In the spring semester 2022, Studio Europe brings together four design studios working on urban transformation in three European contexts.
By exploring Zurich (Switzerland), Naples (Italy) and Sofia (Bulgaria), students and teachers from NEWROPE Chair of Architecture and Urban Transformation -  Swiss Federal Institute of Technology in Zurich, DiARC - University of Naples Federico II with AUIC - Polytechnic University of Milan, and the University of Architecture, Civil Engineering and Geodesy in Sofia, move closer, overcome the physical distances and open up their laboratories. 

The design studios of Studio Europe 2022 deal with critically rethinking resources, tools and directions of contemporary urban transformations by focusing on crucial areas of the city in transition – respectively mixed-used neighbourhoods, peripheral neglected areas, and underused infrastructures:


︎ ZURICH ALTSTETTEN  |  ETHZ 

︎ NAPLES EAST  |  UNINA + POLIMI

︎ SOFIA RAILWAYS  |  UACEG


Each school’s expertise and programme bring valuable nuances for exploring complexity and setting up coalitions to tackle broad issues.
How can architects contribute in unravelling material and immaterial potentialities of places? How do multiple readings of the city inform the design process? What are the spatial qualities that can foster moments of exchange considering local cultures and structures?





︎︎︎

Studio Methodology


Studio Europe activates a safe and inclusive dimension for connecting design studios that work on similar issues in different contexts. 


In the spring semester 2022, the large community of the four schools of architecture (studios from ETHZ, UNINA, POLIMI and UACEG) use a shared methodology to engage with existing elements of the environment.
Addressing design as a process of dynamic learning, we try to understand what is already there, being driven by curiosity, care and sympathy to retrace complexity. 

The act of retracing needs to go beyond the attempt to objectively trace or map all forces that shape our landscapes. We want to engage with our own and other’s lived experiences. Only so we include subjectivity, interpretation, and existential needs as key forces of life. Instead of reducing or synthesising the complexity, we want to engage with this tangled mesh of interplay by developing a soft but precise approach to deal with complexity.
As a start we propose three elements to retrace our environment:

︎︎︎ TRACES

A collection of multiple interpretations of the urban context as a very subjective and intuitive view on the characteristics of the site and its everyday urban life. It is based on a personal exploration and engagement with the place, also able to involve and represent a multiplicity of other readings or forms of life.

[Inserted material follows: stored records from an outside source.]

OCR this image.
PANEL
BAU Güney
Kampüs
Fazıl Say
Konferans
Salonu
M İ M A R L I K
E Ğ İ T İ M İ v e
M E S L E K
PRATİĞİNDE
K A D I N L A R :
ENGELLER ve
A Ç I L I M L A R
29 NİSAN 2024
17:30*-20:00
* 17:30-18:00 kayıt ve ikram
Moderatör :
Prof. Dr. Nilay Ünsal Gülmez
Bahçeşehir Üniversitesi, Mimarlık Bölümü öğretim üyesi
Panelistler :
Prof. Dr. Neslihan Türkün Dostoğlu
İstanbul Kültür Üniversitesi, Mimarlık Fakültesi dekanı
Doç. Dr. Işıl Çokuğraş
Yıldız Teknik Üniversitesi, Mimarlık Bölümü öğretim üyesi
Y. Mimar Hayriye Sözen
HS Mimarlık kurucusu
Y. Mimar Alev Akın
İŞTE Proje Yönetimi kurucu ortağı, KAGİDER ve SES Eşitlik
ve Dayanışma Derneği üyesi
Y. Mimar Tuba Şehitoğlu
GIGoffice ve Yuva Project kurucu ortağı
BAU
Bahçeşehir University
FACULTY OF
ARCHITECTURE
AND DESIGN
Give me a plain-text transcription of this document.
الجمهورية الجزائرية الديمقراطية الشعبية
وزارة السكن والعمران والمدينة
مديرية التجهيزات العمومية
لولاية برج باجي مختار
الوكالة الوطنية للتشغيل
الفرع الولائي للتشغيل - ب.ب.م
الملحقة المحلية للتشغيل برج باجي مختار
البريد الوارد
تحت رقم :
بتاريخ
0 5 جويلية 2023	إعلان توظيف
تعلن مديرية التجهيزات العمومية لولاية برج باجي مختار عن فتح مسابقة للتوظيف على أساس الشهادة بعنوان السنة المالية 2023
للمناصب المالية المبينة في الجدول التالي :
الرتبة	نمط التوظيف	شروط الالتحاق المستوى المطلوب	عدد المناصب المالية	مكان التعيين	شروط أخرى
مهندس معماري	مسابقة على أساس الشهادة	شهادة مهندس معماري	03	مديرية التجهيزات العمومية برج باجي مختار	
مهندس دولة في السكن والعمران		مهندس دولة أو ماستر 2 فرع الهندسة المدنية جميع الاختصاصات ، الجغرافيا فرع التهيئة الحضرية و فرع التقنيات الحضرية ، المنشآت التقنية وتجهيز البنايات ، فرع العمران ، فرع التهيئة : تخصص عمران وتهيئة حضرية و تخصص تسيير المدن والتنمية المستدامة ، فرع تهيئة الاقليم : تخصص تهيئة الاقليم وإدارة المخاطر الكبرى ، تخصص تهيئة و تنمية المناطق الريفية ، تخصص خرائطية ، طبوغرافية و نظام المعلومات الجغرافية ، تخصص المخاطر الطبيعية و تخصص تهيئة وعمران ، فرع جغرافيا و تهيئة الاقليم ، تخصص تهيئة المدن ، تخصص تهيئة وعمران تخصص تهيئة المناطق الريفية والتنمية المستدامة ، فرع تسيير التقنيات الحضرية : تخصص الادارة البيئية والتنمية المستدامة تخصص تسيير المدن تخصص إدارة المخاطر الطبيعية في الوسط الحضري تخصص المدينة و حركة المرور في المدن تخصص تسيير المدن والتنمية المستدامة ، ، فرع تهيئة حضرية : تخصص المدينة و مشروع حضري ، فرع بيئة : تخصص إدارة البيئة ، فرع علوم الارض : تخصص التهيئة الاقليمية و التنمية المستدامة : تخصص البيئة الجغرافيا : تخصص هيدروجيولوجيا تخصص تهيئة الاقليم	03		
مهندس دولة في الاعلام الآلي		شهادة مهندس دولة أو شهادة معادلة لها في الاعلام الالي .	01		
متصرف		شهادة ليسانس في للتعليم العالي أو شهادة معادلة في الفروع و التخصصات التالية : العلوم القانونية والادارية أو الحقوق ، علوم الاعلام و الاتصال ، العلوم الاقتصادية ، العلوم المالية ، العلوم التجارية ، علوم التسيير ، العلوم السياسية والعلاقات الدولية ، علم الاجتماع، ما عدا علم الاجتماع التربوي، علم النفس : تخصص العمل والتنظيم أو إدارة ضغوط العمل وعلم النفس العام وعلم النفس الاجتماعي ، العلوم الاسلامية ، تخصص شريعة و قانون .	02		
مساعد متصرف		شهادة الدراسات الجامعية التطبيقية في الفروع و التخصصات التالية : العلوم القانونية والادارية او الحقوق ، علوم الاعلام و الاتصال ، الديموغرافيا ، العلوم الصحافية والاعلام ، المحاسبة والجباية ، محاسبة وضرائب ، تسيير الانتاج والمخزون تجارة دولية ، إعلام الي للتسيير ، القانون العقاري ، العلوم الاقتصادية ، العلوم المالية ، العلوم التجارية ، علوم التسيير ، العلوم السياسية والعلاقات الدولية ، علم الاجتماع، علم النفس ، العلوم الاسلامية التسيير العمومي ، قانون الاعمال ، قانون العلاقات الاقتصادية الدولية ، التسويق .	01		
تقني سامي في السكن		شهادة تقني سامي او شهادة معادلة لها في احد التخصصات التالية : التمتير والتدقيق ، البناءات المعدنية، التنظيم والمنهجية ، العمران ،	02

This takes form in images, snapshots, notes, drawings, sketches, or in any other means of representation.


︎︎︎ AFFORDANCES

Analytical yet subjective interpretations of the meanings that spatial settings generate, and the actions, reflections, or sensations they trigger. 
Searching for the inner potential of things can as such both support the desire to achieve a sense of wholeness and acknowledge friction or disharmony as a fundamental aspect of how we perceive the world around us today.
We work on the affordances through models. With physical representations that reduce the spatial setup to its essence, we try to grasp what the spatial configurations invite to.


︎︎︎ CULTURAL HABITS

Deconstructions of social agreements that shape the city. These (implicit) agreements are the non-physical materials of the urban contexts. They can be seen as the cultural frameworks that define affordances. We aim to reveal those cultural habits by understanding space as a commons and start to analyse different frameworks and actions that support, undermine or give a specific interpretation on how to deal and govern this shared societal resource. 
We try to trace the cultural habits through “objects of proof” or “proofs of action”. The first refers to existing objects that manifest a social agreement, the second one looks at actions that make social agreements explicit. 


During the semester, the design studios will build up a collection of those elements, and constantly question and expand these notions. The wide variety of collected data and of different interpretations will create a common ground that connects the activities of the four studios, and tries to engage with the three complex European contexts under transformation.